Gwyn, who could spend all day on a horse without a twinge, set off to do a tour of all the other alehouses in the hope of hearing something useful. In the fourth, by which time he had drunk the better part of a gallon of common ale, he fell into conversation with two tinners, who had brought a train of pack ponies down that day from the high moor, laden with crudely smelted tin ready for the next assay. Their talk followed the usual pattern – complaints about the stinginess of their employers, the outrageous taxes on the tin and the corruption of the Warden of the Stannaries, who was none other than Sheriff Richard de Revelle. As the ale flowed and tongues became loosened, Gwyn turned the talk to extortion in the forest and had a useful response from the grousing tinners.

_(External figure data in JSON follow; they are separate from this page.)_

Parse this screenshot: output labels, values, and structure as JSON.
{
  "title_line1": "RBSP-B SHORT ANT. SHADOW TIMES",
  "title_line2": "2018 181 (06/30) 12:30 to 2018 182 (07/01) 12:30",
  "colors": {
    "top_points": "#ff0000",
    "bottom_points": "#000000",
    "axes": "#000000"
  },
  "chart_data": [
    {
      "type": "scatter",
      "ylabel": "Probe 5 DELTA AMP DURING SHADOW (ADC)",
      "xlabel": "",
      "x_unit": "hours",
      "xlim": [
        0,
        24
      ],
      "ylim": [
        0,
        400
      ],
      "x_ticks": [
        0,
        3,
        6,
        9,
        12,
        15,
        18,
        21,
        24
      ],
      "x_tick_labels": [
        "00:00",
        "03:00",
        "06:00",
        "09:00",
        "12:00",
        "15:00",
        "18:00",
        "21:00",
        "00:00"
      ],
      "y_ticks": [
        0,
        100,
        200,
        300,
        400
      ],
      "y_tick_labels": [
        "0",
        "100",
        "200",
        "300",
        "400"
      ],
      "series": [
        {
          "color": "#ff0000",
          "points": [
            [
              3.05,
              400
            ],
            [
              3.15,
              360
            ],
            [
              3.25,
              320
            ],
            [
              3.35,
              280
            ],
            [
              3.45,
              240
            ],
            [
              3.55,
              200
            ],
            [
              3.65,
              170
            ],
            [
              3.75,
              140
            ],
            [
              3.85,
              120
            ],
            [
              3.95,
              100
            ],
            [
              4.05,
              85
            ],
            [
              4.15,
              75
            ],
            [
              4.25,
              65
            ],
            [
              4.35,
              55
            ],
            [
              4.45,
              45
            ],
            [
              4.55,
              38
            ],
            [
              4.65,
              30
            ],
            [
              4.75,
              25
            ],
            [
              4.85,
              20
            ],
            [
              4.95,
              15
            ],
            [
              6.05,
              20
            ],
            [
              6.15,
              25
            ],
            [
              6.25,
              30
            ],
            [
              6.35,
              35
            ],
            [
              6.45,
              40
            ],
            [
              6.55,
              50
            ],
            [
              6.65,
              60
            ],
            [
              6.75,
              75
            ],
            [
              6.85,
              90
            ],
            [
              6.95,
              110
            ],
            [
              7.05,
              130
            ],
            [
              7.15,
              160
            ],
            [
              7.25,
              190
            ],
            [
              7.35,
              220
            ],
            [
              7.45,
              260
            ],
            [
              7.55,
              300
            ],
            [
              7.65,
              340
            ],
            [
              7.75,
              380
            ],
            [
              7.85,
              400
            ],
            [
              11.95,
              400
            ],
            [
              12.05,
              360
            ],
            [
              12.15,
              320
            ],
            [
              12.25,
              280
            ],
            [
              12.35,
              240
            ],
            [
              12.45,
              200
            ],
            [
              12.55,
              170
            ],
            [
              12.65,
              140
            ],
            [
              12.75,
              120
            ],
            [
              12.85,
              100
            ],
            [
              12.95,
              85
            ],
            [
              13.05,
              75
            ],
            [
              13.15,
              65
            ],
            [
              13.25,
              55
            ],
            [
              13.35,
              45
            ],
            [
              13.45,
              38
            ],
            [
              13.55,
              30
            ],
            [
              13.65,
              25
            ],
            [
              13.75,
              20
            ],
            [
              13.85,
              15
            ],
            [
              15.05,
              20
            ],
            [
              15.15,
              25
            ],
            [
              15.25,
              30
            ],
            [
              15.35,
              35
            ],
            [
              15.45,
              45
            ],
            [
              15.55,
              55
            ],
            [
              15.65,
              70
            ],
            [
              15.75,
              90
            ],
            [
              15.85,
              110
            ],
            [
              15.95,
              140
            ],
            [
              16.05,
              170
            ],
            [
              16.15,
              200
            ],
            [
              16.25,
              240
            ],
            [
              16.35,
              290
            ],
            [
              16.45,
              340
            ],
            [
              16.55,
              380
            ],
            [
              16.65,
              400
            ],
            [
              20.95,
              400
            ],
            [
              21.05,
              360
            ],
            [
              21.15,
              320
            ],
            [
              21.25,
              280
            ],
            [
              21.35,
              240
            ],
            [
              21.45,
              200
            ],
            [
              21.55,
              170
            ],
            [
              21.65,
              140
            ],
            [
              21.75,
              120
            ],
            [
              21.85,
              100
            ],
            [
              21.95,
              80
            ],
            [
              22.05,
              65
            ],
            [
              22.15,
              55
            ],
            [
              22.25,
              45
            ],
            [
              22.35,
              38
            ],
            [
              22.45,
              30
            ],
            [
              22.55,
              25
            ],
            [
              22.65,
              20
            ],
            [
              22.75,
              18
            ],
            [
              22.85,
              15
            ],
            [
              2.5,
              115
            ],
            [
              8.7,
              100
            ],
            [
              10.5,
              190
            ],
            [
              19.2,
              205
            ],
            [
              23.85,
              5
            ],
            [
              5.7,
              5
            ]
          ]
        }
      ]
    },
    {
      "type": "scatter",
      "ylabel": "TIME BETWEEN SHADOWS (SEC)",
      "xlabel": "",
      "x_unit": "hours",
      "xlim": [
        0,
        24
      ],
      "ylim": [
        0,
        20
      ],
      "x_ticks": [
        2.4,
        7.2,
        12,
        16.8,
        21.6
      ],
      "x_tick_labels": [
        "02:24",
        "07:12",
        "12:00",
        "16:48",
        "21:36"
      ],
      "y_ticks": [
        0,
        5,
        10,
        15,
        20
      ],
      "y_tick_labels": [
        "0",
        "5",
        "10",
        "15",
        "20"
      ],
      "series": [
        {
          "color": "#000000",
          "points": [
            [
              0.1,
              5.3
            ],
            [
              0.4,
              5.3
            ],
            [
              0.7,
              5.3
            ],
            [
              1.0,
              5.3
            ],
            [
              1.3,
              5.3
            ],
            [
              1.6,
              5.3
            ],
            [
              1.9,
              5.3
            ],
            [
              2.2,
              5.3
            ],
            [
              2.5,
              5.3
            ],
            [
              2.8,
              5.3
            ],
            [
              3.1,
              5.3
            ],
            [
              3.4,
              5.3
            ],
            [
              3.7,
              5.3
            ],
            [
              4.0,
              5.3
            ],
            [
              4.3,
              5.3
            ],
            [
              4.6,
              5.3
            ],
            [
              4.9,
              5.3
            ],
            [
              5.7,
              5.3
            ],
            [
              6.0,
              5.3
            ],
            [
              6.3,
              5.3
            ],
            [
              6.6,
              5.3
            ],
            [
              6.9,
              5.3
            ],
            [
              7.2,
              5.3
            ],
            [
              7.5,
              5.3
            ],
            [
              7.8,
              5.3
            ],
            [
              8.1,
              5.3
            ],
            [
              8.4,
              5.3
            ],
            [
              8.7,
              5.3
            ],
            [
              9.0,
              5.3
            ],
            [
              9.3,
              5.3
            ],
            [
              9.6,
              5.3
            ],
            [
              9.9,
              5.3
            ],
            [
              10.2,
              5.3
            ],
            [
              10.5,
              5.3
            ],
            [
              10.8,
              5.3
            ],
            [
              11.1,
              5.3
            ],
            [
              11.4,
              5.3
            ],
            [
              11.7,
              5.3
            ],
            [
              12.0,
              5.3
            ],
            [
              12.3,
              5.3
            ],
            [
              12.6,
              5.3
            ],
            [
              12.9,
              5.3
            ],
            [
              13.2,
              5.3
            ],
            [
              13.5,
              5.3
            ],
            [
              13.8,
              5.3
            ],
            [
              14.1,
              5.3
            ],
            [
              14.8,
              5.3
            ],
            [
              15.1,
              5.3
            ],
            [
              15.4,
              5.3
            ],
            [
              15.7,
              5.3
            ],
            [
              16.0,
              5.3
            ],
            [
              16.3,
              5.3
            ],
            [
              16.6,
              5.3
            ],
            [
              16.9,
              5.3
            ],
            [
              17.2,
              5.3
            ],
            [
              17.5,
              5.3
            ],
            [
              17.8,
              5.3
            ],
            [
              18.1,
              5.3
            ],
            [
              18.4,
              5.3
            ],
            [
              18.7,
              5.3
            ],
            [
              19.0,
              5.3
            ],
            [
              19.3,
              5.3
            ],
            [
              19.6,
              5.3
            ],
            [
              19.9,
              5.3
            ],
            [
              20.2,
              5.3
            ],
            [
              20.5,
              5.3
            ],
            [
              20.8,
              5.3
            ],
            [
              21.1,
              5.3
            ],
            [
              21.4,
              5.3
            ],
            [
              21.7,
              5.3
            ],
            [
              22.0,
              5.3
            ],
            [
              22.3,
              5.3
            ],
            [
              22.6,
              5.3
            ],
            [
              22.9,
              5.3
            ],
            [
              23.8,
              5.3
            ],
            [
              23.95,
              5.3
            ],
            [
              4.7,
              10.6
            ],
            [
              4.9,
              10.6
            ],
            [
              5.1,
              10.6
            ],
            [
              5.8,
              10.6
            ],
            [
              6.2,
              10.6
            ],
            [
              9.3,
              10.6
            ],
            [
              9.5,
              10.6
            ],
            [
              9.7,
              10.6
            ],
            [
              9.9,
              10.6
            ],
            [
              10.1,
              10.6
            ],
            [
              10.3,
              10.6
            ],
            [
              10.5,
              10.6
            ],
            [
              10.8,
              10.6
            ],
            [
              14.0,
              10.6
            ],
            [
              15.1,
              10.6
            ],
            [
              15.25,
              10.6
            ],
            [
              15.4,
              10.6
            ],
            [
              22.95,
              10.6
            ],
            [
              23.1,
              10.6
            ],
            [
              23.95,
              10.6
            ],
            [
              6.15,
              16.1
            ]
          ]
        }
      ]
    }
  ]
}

‘Thank God we’re exempt from the antics of these bloody foresters!’ said one. ‘The stannary laws and our parliament on the moor make sure that they don’t interfere with us. But I pity the folk who live off the land down here, they’re getting a harder time than ever.’
Gwyn encouraged them to keep talking by waving down a potboy and getting in more quarts. ‘What’s going on in the forest, then? I’m from Exeter, we don’t hear much about it there,’ he added ingenuously.
‘More oppression from the foresters. They’ve become worse lately,’ growled the other man, a huge bear of a fellow with a black beard. ‘Forcing alehouses to take their brew, setting up forges and tanneries – taking the very bread from people’s mouths.’
‘Can’t they do something about it?’ asked Gwyn, his blue eyes radiating innocent curiosity.
‘What can they do?’ retorted Blackbeard belligerently. ‘The manor-lords are either powerless to act against royal custom or their palms are being crossed with silver to persuade them to mind their own business.’